﴾ Chapitre 11.1 : La Chaussée de l’Espoir ﴿
Liz avait dit un jour à Adrian qu'on ne franchissait pas une porte sans laisser une part de soi sur le seuil. Ce matin-là, il comprenait enfin ce qu'elle avait voulu dire. La section treize n’avait pas encore quitté Canaan que déjà, quelque chose derrière eux s’effaçait. Le vent s’était levé au petit matin, charriant une odeur d’herbe coupée et de terre chauffée par le soleil. Pourtant devant lui, Adrian ne voyait que les nuages noirs qui s’amoncelaient au loin. Entre le Mur qu’ils atteindraient bientôt et l’horizon de cendre qui les attendait de l’autre côté, il n’existait plus qu’une chose : l’espoir. Et treize silhouettes pour l’incarner.
Leur section avançait à un rythme soutenu en direction de l’ultime frontière, dessinant une ligne élégante à travers les sentiers de terre battue qui couraient entre les champs. Adrian serrait fermement les rênes de sa monture, gantelets posés contre la crinière noire. Il n’était jamais monté à cheval. L’expérience n’était pas pour lui déplaire. Il lui avait tout de même fallu quelques heures la veille pour s’habituer. Une chance pour lui, les destriers du Célestium comptaient parmi les bêtes les mieux dressées et les plus dociles de tout Canaan.
Le barda chargé sur les flancs de sa selle cliquetait à l’arrière tandis qu’Adrian se laissait bercer de gauche à droite par le pas de l’étalon. Ils n’avaient emporté que le minimum : de l’eau, quelques vivres, une couverture et, comme le voulait le protocole, aucun effet personnel. Contre l’une des sacoches de cuir tanné rebondissait un heaume pâle, magnifique, arborant pour seule visière une fente en forme de « v ». Sur le côté des oreilles, deux ailes couvertes de feuillets d’or se profilaient vers l’arrière autour d’une courte crête en crin blanc. Par endroit, des filaments platinés incrustés de lapis couraient le long des segments, dessinant de subtiles arabesques. Une fois la porte franchie, le visage d’Adrian finirait tôt ou tard par disparaître derrière la visière. Il était conscient que lorsque cela arriverait, il ne serait plus simplement un garçon en route vers les mines de Caledor, mais un véritable Etherios, prêt à mourir pour ceux qui ne franchiraient jamais le Mur. Enfin, prêt, lui ne l’était pas vraiment.

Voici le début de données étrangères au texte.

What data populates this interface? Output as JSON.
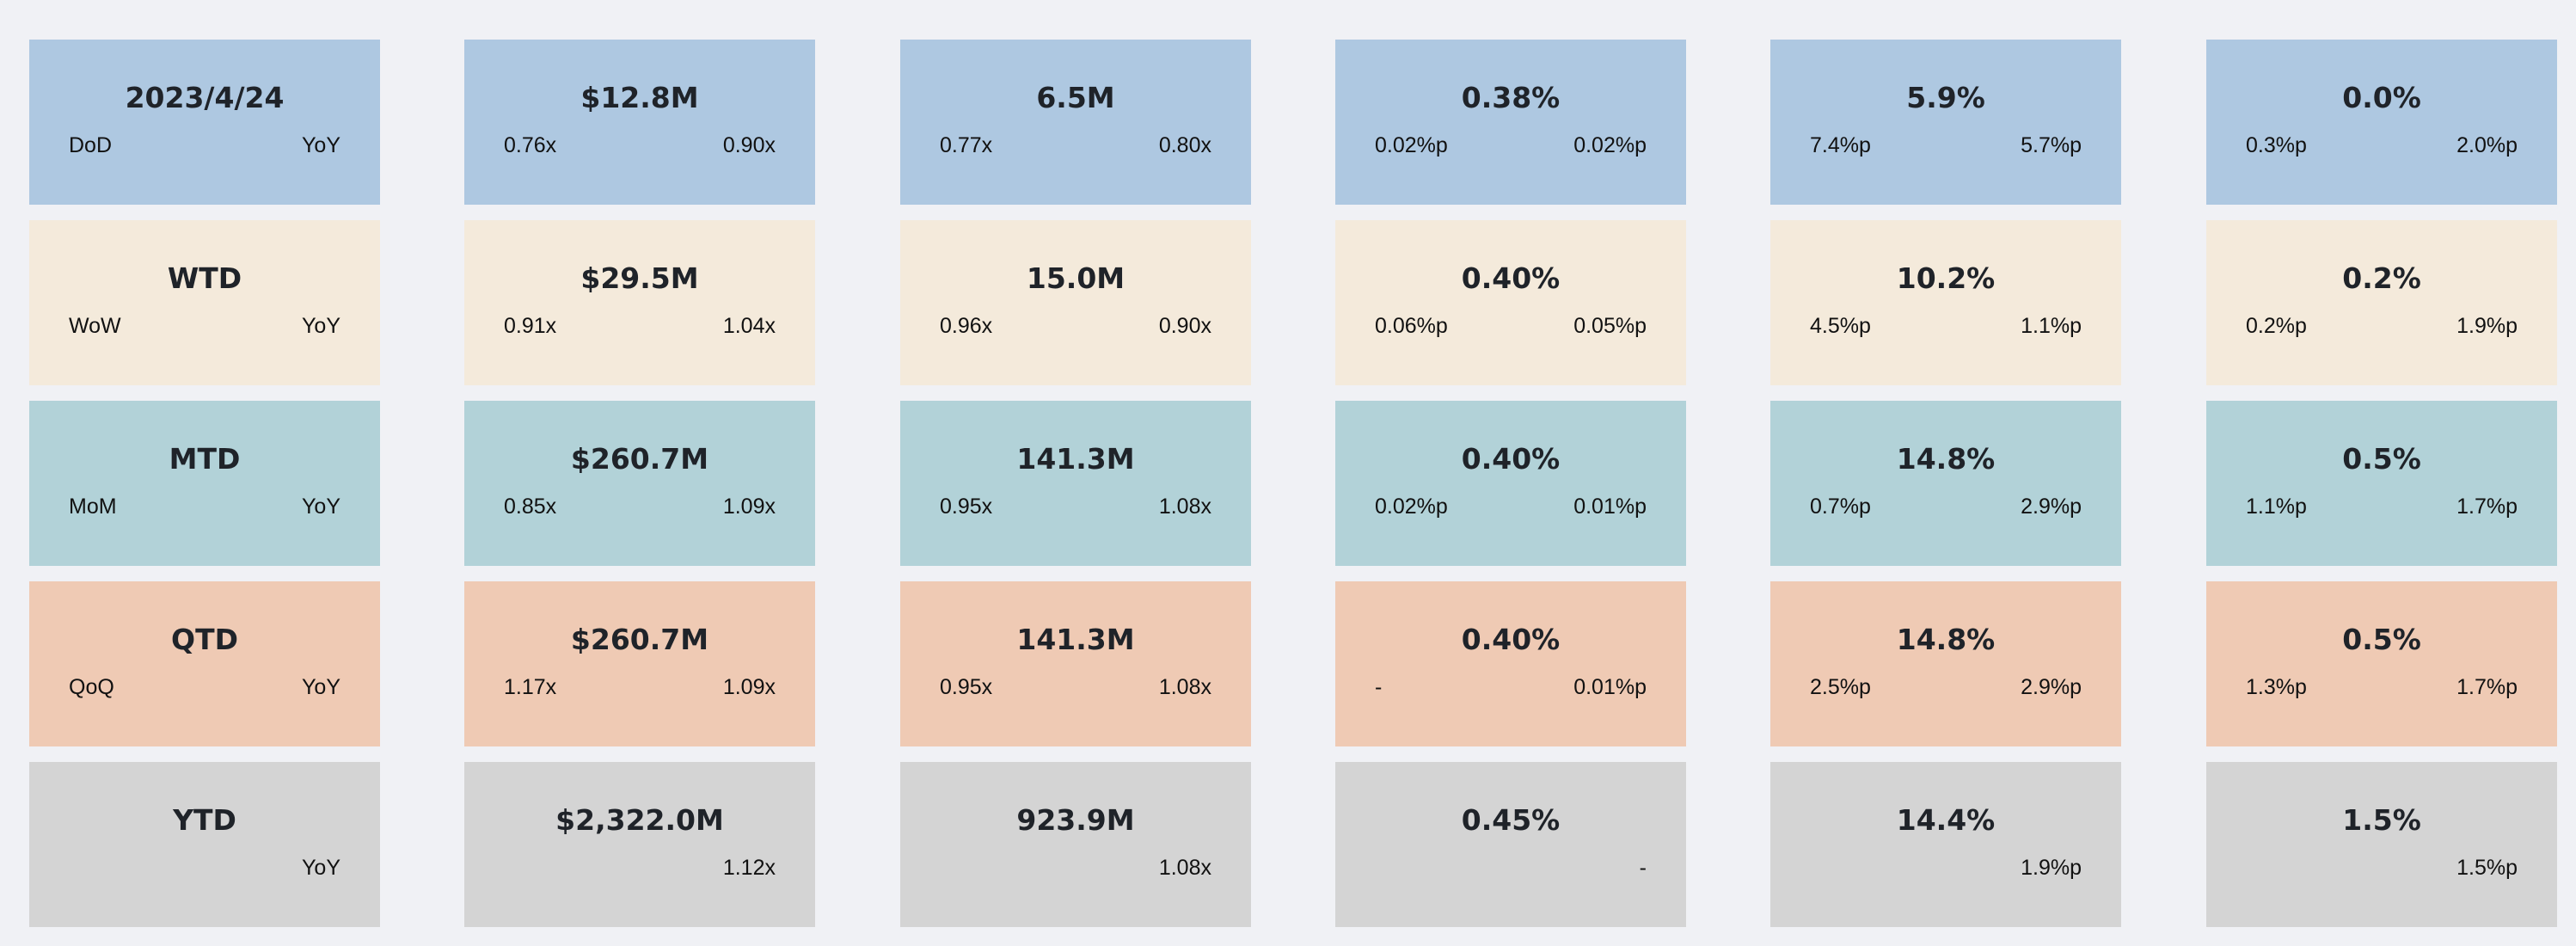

Le reste de l’armure n’avait rien à envier à son heaume. Véritable merveille des forgelames, Adrian sentait la nacre l’envelopper comme une seconde peau. Apparentes sous les drapés albâtres du Célestium, chacune des plaques épousait son corps, non pas avec la rigidité à laquelle il s’était attendu, mais avec une surprenant fluidité. Le métal clair semblait respirer à son rythme, traversé par instant de minuscules reflets azurs. Il connaissait la théorie, à savoir que chaque conduit était calibré pour réagir aux flux d’éther du porteur, amplifier ses mouvements, réduire les impacts, mais c’était autre chose de s’en équiper. Il ne se sentait pas seulement protégé, mais véritablement lié.
— J’ai l’impression d’être une perle précieuse, déclara Félix d’un ton enjoué, quelque part derrière Adrian. Manquerait plus qu’une petite tiare et je pourrai poser pour ma future statue.
Un soupir agacé fusa du groupe dans la seconde.
— Tu la boucle un peu, Ayamin ? s’agaça Jonas. On ne peut sérieusement pas faire cent pas sans que tu aies quelque chose à dire ?
— Pardon de rendre cette expédition un peu plus agréable, Monseigneur ! lui répondit Félix, faussement contrit. Vous faites tous des têtes d’enterrement, il faut bien que quelqu’un se décide à mettre un peu d’ambiance dans cette section ! C’est un don, tu sais. Faut pas être tout le temps jaloux comme ça.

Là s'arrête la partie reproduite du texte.